Although this analysis has strengths, it also has notable limitations. First, we did not have access to individual-level data from studies as published data, all differing in reported information. Some geographic regions also lacked data for comparison, such as Africa and North and South America. Second, regression models using aggregated data can only account for what is consistently measured. The statistical adjustment for potential confounding factors is limited by the number of published, prospective studies and the completeness and consistency of their reporting. Only 4 trials, 2 using structured protocols[1,2,6] and 2 using nonstructured protocols,[28,31] reported some data regarding the contribution of potential diagnostic clues, making for insufficient comparison. Other variables may explain the considerable variation between studies in the same region, hospital system, or facility. For example, recent travel or immigration status, seasonality, the number of rounds of clinical evaluation performed per patient, the number and type of physicians involved in the evaluation processes, access to medical care, and availability of specialized testing methods. Understanding how the individual patient seeks care within a particular society might offer insight into the persistence of FUO patterns and may reveal disparities between demographic groups or in the use of health care resources (ie, ecology of medical care).[32] More precise comparisons of diagnostic protocols require controlling for these differences. In addition, it is possible that unmeasured confounding (ie, factors associated both with diagnostic protocol type and yield that are not accounted for in statistical models) introduced bias.

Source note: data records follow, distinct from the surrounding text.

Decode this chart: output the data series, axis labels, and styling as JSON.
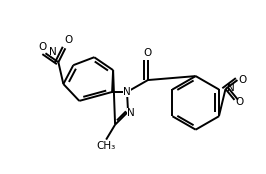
{
  "bg_color": "#ffffff",
  "line_color": "#000000",
  "line_width": 1.4,
  "font_size": 7.5,
  "xlim": [
    0.0,
    1.0
  ],
  "ylim": [
    0.0,
    1.0
  ]
}
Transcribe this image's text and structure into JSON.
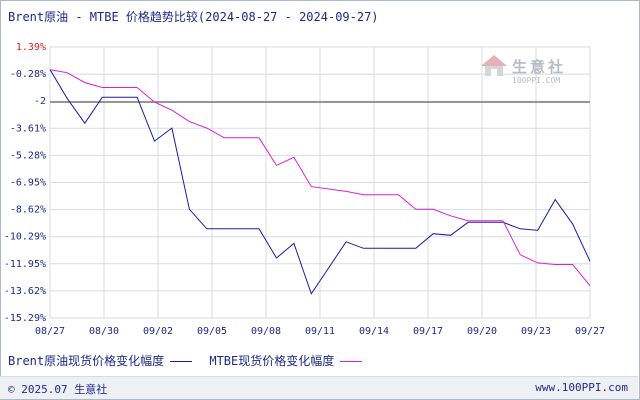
{
  "title": "Brent原油 - MTBE 价格趋势比较(2024-08-27 - 2024-09-27)",
  "watermark": {
    "name": "生意社",
    "url": "100PPI.COM"
  },
  "footer": {
    "copyright": "© 2025.07 生意社",
    "site": "www.100PPI.com"
  },
  "chart_data": {
    "type": "line",
    "title": "Brent原油 - MTBE 价格趋势比较(2024-08-27 - 2024-09-27)",
    "xlabel": "",
    "ylabel": "",
    "x_ticks": [
      "08/27",
      "08/30",
      "09/02",
      "09/05",
      "09/08",
      "09/11",
      "09/14",
      "09/17",
      "09/20",
      "09/23",
      "09/27"
    ],
    "y_ticks": [
      "1.39%",
      "-0.28%",
      "-2",
      "-3.61%",
      "-5.28%",
      "-6.95%",
      "-8.62%",
      "-10.29%",
      "-11.95%",
      "-13.62%",
      "-15.29%"
    ],
    "y_tick_colors": [
      "#e02020",
      "#1b2a8a",
      "#1b2a8a",
      "#1b2a8a",
      "#1b2a8a",
      "#1b2a8a",
      "#1b2a8a",
      "#1b2a8a",
      "#1b2a8a",
      "#1b2a8a",
      "#1b2a8a"
    ],
    "ylim": [
      -15.29,
      1.39
    ],
    "reference_line": -2,
    "grid": true,
    "legend_position": "bottom-left",
    "series": [
      {
        "name": "Brent原油现货价格变化幅度",
        "color": "#1c1ca8",
        "points": [
          [
            0,
            0
          ],
          [
            1,
            -1.8
          ],
          [
            2,
            -3.3
          ],
          [
            3,
            -1.7
          ],
          [
            4,
            -1.7
          ],
          [
            5,
            -1.7
          ],
          [
            6,
            -4.4
          ],
          [
            7,
            -3.6
          ],
          [
            8,
            -8.6
          ],
          [
            9,
            -9.8
          ],
          [
            10,
            -9.8
          ],
          [
            11,
            -9.8
          ],
          [
            12,
            -9.8
          ],
          [
            13,
            -11.6
          ],
          [
            14,
            -10.7
          ],
          [
            15,
            -13.8
          ],
          [
            17,
            -10.6
          ],
          [
            18,
            -11.0
          ],
          [
            20,
            -11.0
          ],
          [
            21,
            -11.0
          ],
          [
            22,
            -10.1
          ],
          [
            23,
            -10.2
          ],
          [
            24,
            -9.4
          ],
          [
            26,
            -9.4
          ],
          [
            27,
            -9.8
          ],
          [
            28,
            -9.9
          ],
          [
            29,
            -8.0
          ],
          [
            30,
            -9.5
          ],
          [
            31,
            -11.8
          ]
        ]
      },
      {
        "name": "MTBE现货价格变化幅度",
        "color": "#e020d0",
        "points": [
          [
            0,
            0
          ],
          [
            1,
            -0.2
          ],
          [
            2,
            -0.8
          ],
          [
            3,
            -1.1
          ],
          [
            4,
            -1.1
          ],
          [
            5,
            -1.1
          ],
          [
            6,
            -2.0
          ],
          [
            7,
            -2.5
          ],
          [
            8,
            -3.2
          ],
          [
            9,
            -3.6
          ],
          [
            10,
            -4.2
          ],
          [
            11,
            -4.2
          ],
          [
            12,
            -4.2
          ],
          [
            13,
            -5.9
          ],
          [
            14,
            -5.4
          ],
          [
            15,
            -7.2
          ],
          [
            17,
            -7.5
          ],
          [
            18,
            -7.7
          ],
          [
            20,
            -7.7
          ],
          [
            21,
            -8.6
          ],
          [
            22,
            -8.6
          ],
          [
            23,
            -9.0
          ],
          [
            24,
            -9.3
          ],
          [
            26,
            -9.3
          ],
          [
            27,
            -11.4
          ],
          [
            28,
            -11.9
          ],
          [
            29,
            -12.0
          ],
          [
            30,
            -12.0
          ],
          [
            31,
            -13.3
          ]
        ]
      }
    ]
  }
}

Other possible limitations might include the search terms used, exclusion criteria, and databases. Despite using many databases, including non-English language sources, and exploring some gray literature, such as abstracts and communications, pertinent articles may be missed. Finally, studies with positive findings and better diagnostic performance are more likely to be published than studies with negative results or inferior performance, which would introduce publication bias.

Conclusions

This meta-analysis of recent prospective study data demonstrated insufficient evidence to support a positive association between using a structured diagnostic protocol and diagnostic yield in cases of FUO syndrome. However, analysis by geographic region did show clear differences in rates and types of diagnoses. This supports the argument that physicians worldwide should incorporate geographic disease prevalence when evaluating these patients. Given the considerable variation across regions and studies, larger-scale research is needed to sufficiently understand the sources and magnitudes of variation in FUO cases. Whether a universal FUO protocol can be developed or enhanced and tailored to geography and widely available resources has yet to be discerned. Clinicians evaluating these patients should remain vigilant for clues based on individual presentations and consequently acknowledge that a nonstructured evaluation protocol might be an appropriate choice for some or most patients.